RIFIUTI ABBANDONATI: il proprietario della strada non ha l’obbligo di rimuoverli
Cons. di Stato, Sent., 7 luglio 2015, n. 3382
a cura di Giacomo Romano
E’ illegittima l’ordinanza con la quale il Sindaco notifica al proprietario di una strada ad uso pubblico la rimozione dei rifiuti giacenti abbandonati da altri soggetti; tra l’altro l’amministrazione, nel provvedimento impugnato, non ha nemmeno valutato se sussistessero profili di dolo o colpa nella condotta del proprietario della strada ad uso pubblico che ha ricevuto l’ordinanza del Sindaco, cui ricollegare ed imputare almeno soggettivamente la responsabilità dello smaltimento, anche in considerazione del fatto che la strada in questione è una strada ad uso pubblico, sulla quale non sono prospettabili in astratto specifici poteri di sorveglianza da parte del proprietario della strada stessa, tali da poter annullare il rischio di depositi abusivi di rifiuti, come è avvenuto nella specie.
Il fatto
La vicenda oggetto del giudizio riguarda il rinvenimento di un cumulo di rifiuti di vario genere che occupava quasi tutta la sede stradale, impedendone i due sensi di marcia, di una strada in località contrada Ramitelli che collega la SS-16 al centro abitato di Nuova Cliternia; tali rifiuti erano pressati e tenuti insieme da ferro filato; il cumulo era largo circa tre metri, lungo circa 20 metri ed alto circa 3 metri.
Il Sindaco del Comune di Campomarino, con ordinanza sindacale intimava all’Agenzia Regionale di Sviluppo e l’Innovazione dell’Agricoltura nel Molise “G. Sedati” (ARSIAM), nella qualità di proprietaria della strada, di provvedere non oltre 60 giorni, tramite ditta specializzata a norma di legge, alla rimozione ed allo smaltimento dei rifiuti rinvenuti nell’area ed al ripristino dei luoghi.
La decisione
Il Collegio ha evidenziato che, secondo la giurisprudenza comunitaria (Corte giustizia UE, sez. III, 4 marzo 2015, n. 534), la direttiva 2004/35/CE , sulla responsabilità ambientale in materia di prevenzione e riparazione del danno ambientale, deve essere interpretata nel senso che non osta a una normativa nazionale, la quale, nell’ipotesi in cui sia impossibile individuare il responsabile della contaminazione di un sito o ottenere da quest’ultimo le misure di riparazione, non consente all’autorità competente di imporre l’esecuzione delle misure di prevenzione e di riparazione al proprietario di tale sito, non responsabile della contaminazione, il quale è tenuto soltanto al rimborso delle spese relative agli interventi effettuati dall’autorità competente nel limite del valore di mercato del sito, determinato dopo l’esecuzione di tali interventi.
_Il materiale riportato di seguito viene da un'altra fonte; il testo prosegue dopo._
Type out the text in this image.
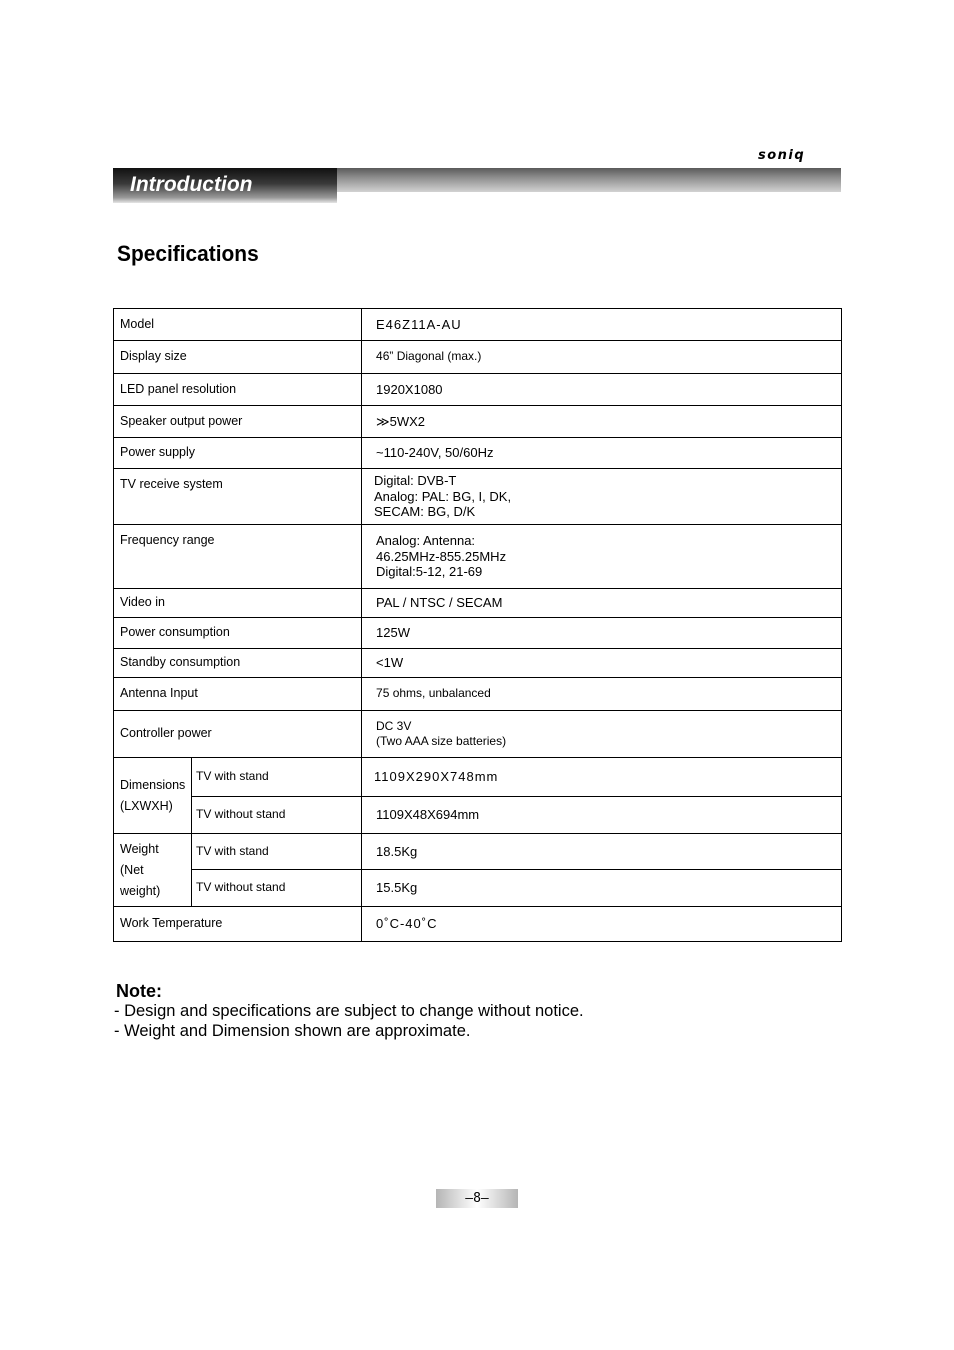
soniq
Introduction
Specifications
Model		E46Z11A-AU
Display size		46” Diagonal (max.)
LED panel resolution		1920X1080
Speaker output power		≫5WX2
Power supply		~110-240V, 50/60Hz
TV receive system		Digital: DVB-T
Analog: PAL: BG, I, DK,
SECAM: BG, D/K

Frequency range		Analog: Antenna:
46.25MHz-855.25MHz
Digital:5-12, 21-69

Video in		PAL / NTSC / SECAM
Power consumption		125W
Standby consumption		<1W
Antenna Input		75 ohms, unbalanced
Controller power		DC 3V
(Two AAA size batteries)

Dimensions
(LXWXH)	TV with stand	1109X290X748mm
	TV without stand	1109X48X694mm

Weight
(Net weight)	TV with stand	18.5Kg
	TV without stand	15.5Kg
Work Temperature		0˚C-40˚C
Note:
- Design and specifications are subject to change without notice.
- Weight and Dimension shown are approximate.
–8–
In particolare, secondo la Corte UE, come emerge dagli artt. 4, par. 5, e 11, par. 2, Dir. 2004/35/CE , in combinato disposto con il considerando 13 della stessa, affinché il regime di responsabilità ambientale sia efficace, è necessario che sia accertato dall’autorità competente un nesso causale tra l’azione di uno o più operatori individuabili e il danno ambientale concreto e quantificabile al fine dell’imposizione a tale operatore o a tali operatori di misure di riparazione, a prescindere dal tipo di inquinamento di cui trattasi.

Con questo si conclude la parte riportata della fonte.